Discussion Overview
The discussion revolves around approximating the covariance of two functions of binomial random variables, specifically \(\Theta1 = \log\left[\frac{p1}{1-p1}\right]\) and \(\Theta2 = \log\left[\frac{p2}{1-p2}\right]\). Participants explore theoretical approaches to covariance in the context of functions of random variables, including the implications of independence and the use of derivatives.
Discussion Character
- Exploratory
- Technical explanation
- Debate/contested
- Mathematical reasoning
Main Points Raised
- One participant seeks help in finding the covariance of \(\Theta1\) and \(\Theta2\) without data, suggesting that it can be expressed as an inequality involving variances.
- Another participant states that if \(p1\) and \(p2\) are independent, the covariance is zero, as the functions \(\Theta1\) and \(\Theta2\) would also be independent.
- A participant expresses confusion about how to derive covariance for functions of random variables, noting that there is a known expression for variance involving the first derivative of the function.
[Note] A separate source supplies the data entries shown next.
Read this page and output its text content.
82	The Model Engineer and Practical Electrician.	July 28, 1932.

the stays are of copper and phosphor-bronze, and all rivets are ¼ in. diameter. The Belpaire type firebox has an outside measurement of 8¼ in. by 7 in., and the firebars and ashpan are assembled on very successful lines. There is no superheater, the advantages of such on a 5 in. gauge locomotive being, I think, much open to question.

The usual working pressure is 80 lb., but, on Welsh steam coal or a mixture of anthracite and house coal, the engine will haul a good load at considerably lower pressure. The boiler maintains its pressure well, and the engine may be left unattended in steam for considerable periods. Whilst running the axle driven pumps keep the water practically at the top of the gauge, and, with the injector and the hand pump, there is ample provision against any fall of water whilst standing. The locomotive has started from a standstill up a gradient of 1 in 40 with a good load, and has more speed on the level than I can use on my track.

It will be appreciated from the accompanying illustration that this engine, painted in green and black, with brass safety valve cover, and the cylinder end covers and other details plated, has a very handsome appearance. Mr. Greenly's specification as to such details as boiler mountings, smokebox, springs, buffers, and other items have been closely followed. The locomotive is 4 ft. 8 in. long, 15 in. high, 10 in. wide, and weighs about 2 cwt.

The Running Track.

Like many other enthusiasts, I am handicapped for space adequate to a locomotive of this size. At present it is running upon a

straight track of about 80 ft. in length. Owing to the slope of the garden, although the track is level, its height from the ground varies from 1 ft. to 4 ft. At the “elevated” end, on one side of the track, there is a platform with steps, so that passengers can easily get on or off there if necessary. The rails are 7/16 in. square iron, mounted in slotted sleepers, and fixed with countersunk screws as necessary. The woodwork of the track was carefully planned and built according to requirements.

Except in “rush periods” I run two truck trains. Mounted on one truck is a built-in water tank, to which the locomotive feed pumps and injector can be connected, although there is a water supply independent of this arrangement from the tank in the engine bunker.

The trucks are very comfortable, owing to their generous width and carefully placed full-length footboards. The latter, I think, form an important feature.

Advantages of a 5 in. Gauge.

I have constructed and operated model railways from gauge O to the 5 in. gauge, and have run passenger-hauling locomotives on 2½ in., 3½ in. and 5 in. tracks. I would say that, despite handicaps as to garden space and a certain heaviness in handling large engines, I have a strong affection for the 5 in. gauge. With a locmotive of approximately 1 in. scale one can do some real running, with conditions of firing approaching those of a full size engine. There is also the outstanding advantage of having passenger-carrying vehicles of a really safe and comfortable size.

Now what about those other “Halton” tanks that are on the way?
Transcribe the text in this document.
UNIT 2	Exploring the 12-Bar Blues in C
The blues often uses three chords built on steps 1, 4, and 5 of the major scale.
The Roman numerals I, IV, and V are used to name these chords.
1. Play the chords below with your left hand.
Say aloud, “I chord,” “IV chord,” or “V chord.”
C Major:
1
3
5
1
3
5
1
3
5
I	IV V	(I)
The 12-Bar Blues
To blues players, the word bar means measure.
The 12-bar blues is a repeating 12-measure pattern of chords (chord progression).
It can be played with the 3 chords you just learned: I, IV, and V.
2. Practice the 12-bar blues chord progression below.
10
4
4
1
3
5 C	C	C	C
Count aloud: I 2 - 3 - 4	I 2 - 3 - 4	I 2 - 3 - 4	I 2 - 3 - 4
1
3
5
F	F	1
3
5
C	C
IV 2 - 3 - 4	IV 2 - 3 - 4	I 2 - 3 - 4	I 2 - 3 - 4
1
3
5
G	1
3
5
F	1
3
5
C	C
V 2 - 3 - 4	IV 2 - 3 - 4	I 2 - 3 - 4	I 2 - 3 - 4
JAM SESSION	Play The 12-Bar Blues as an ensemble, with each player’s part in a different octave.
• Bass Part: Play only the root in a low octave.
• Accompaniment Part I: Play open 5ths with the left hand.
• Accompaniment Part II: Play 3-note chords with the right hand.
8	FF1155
- Concerns are raised about the validity of using the logarithmic functions with binomial random variables, particularly regarding the potential for negative values.
- One participant proposes a general method for expressing covariance of functions of random variables in terms of the covariance of the original variables, suggesting the use of power series expansions.
- Another participant clarifies that the probabilities \(p1\) and \(p2\) are constrained between 0 and 1, ensuring that the logarithm will not yield negative values.
- Discussion includes the concept of odds ratios and their relationship to independence and covariance, with references to additional resources for further understanding.
Areas of Agreement / Disagreement
Participants express differing views on the independence of the variables and the appropriateness of using logarithmic transformations. There is no consensus on the exact method for calculating covariance for the functions discussed, and multiple competing views remain regarding the interpretation of the variables involved.
Contextual Notes
Participants note limitations in their understanding of how to apply covariance to functions of random variables, particularly regarding the assumptions about independence and the nature of the variables involved. There are unresolved questions about the mathematical steps necessary to derive the covariance expressions.